There are a few semi-automatic solutions that you can build yourself using different software. For example, using Airtable to collect and classify data with a tagging system. Then you can use Zapier and other tools to semi-automatise the import of these data.
Other solutions, one time stop software that can help collect, classify, store and analyse qualitative data. This category of software a fairly new and I haven’t personally used any of them yet. However, it is on my to-do list to give them a go and if I would do, you can expect a reflection essay on that.
🥡🥢 Takeaways
The true competitive advantage is to shape a team culture that values qualitative data and embed them in their decision process along with quantitative data.
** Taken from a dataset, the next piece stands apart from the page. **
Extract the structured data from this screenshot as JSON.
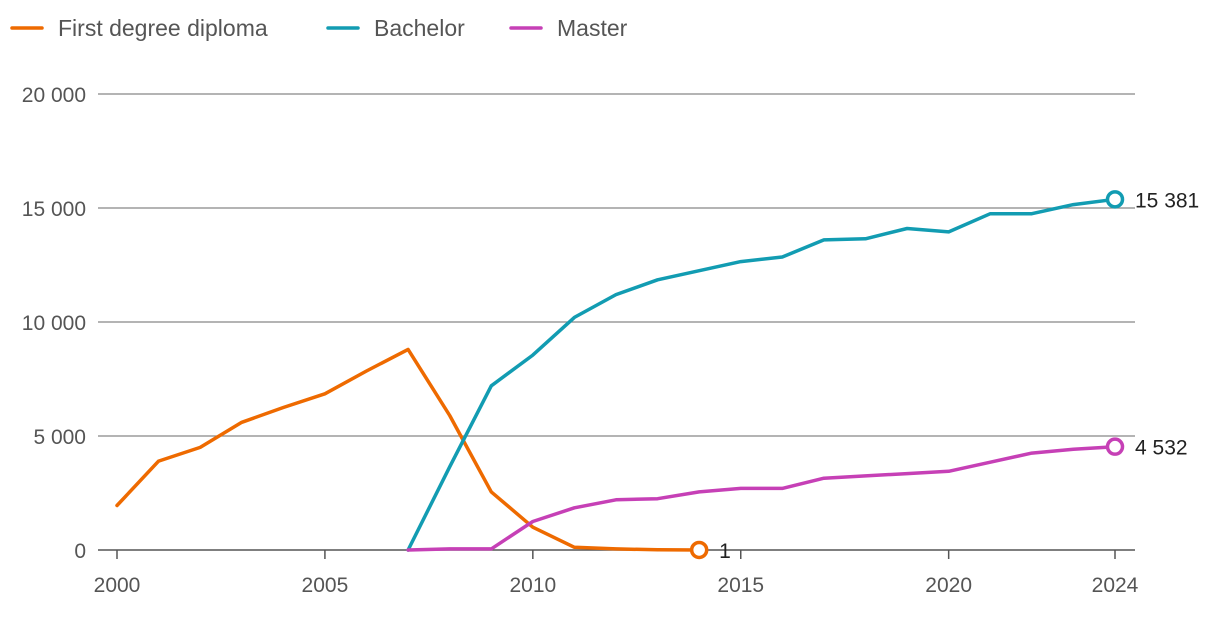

Take incremental steps to align all your teams and functions around qualitative data. Also, depending on which stage your company is you can go for one solution rather than another to handle quantitative data. Starting small is the simple secret to improving how you handle qualitative data in the short term. Don’t wait to align all your team on one perfect magnificent solution, because maybe that day could never arrive.
Building an automatic email sequence inside your product to have a pipeline of qualified users for the user interviews is a must. That would help to have more qualitative data at your disposal to answer business questions along with your quantitative data.
One thing interesting to be noticed is the power to build a tide community. Indeed, it will help to source a good volume of users for interviews over time and at any time, reducing the no show rate and strengthening the close loop between decision making and qualitative data.
Use tools to simplify the process and save time for the team because user interviews for some team members can be perceived as an extra task on their daily job like recruiting. Consider investing in software and tools as an investment rather than an expense for your team.